Success in the world of managed care: Opportunities past primary care

In Collaboration with Sound Physicians -

As value-based care and risk-based contracts become a mainstay of today's healthcare environment, it is more important than ever for providers to be laser-focused on outcomes, which directly affect the bottom line for payers, providers and patients.

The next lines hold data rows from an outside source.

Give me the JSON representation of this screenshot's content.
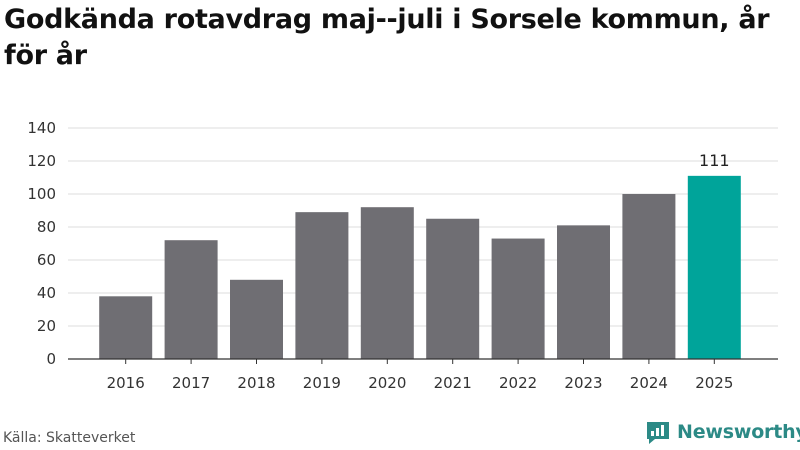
{
  "title": "Godkända rotavdrag maj--juli i Sorsele kommun, år för år",
  "source": "Källa: Skatteverket",
  "brand": {
    "name": "Newsworthy",
    "icon": "newsworthy-logo-icon"
  },
  "colors": {
    "bar": "#6f6e73",
    "highlight": "#00a49a",
    "grid": "#dddddd",
    "axis": "#333333",
    "brand": "#2c8a86"
  },
  "chart_data": {
    "type": "bar",
    "title": "Godkända rotavdrag maj--juli i Sorsele kommun, år för år",
    "categories": [
      "2016",
      "2017",
      "2018",
      "2019",
      "2020",
      "2021",
      "2022",
      "2023",
      "2024",
      "2025"
    ],
    "values": [
      38,
      72,
      48,
      89,
      92,
      85,
      73,
      81,
      100,
      111
    ],
    "highlight_index": 9,
    "data_labels": [
      {
        "index": 9,
        "text": "111"
      }
    ],
    "ylim": [
      0,
      140
    ],
    "yticks": [
      0,
      20,
      40,
      60,
      80,
      100,
      120,
      140
    ],
    "grid": true,
    "xlabel": "",
    "ylabel": ""
  }
}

During a December Becker's Hospital Review webinar sponsored by Sound Physicians, Robert Bessler, MD, the founder and CEO of Sound Physicians, discussed the current value-based care landscape and operational strategies for managing and improving outcomes.

Five key learnings:

  1. The biggest challenges in healthcare are well known. Healthcare economics are as complicated as ever, and the traditional fee-for-service economic model is unsustainable. At the same time, clinical outcomes are poor and many patients are dissatisfied. "All of us who have been patients believe there could be a better model to serve our needs," Dr. Bessler said.
  2. Enter the new era of value-based care. CMS has indicated it will move to mandatory bundles in 2023, presenting the average hospital with a new, eight-figure risk it didn't previously have, Dr. Bessler said. By 2025, it is expected that 60 percent to 70 percent of healthcare payments will be value-based. However, that doesn't mean providers should focus on lowering costs; rather, they should focus on improving outcomes, which will lead to lower costs, Dr. Bessler emphasized.
  3. A main area of focus should be inpatient care. Despite innovation and new models in primary care, 50 percent of healthcare spend continues to happen in the inpatient setting, representing $1.9 trillion. Primary care has been a huge focus for years, but the times during and after the admission and discharge process deserve a closer look. "Even the best groups still spend over 50 percent on the acute episode or on the part they really have almost no control over," Dr. Bessler said. "The acute episode is underappreciated in value-based care … and that 50 percent of spend will continue to increase if not addressed."
  4. Operating principles for acute episodes can help manage costs. Sound Physicians developed five operating principles for managing costs of acute episodes in a value-based environment. These five principles are:
    • Aligned incentives and provider accountability for managing the total cost of care
    • Purpose-built clinical workflow enabled by technology
    • Clinical focus on patients most at-risk for adverse events
    • Continuous physician oversight, real-time analytics and performance management
    • High levels of collaboration with primary care physicians, post-acute providers and plans 
  5. Outcomes should be — and can be — reproducible. For example, after a patient is discharged from the hospital, Medicare pays for a certain number of home health visits in the first month. Sound Physicians found that outcomes are better when those visits are front-loaded shortly after a patient gets home. Ensuring consistent front-loaded scheduling of home visits, rather than arbitrarily visiting patients or visiting only when a home health agency has availability, made a difference in outcomes. 

Another opportunity: eliminating what Dr. Bessler calls "lazy medicine" to prevent unnecessary after-hours hospital admissions. For example, when an elderly patient with dementia and a long medical history has issues at 3 a.m., it can be easy to admit them. Telemedicine has helped skilled nursing facilities broaden care after hours through remote consults that can often keep patients out of the hospital. Consistent, reproducible practices improve outcomes and lower costs.

Value-based care is here to stay. In this environment, organizations like Sound Physicians have pioneered ways to be successful in a different reimbursement and payment landscape. Their successes serve as lessons for the years ahead.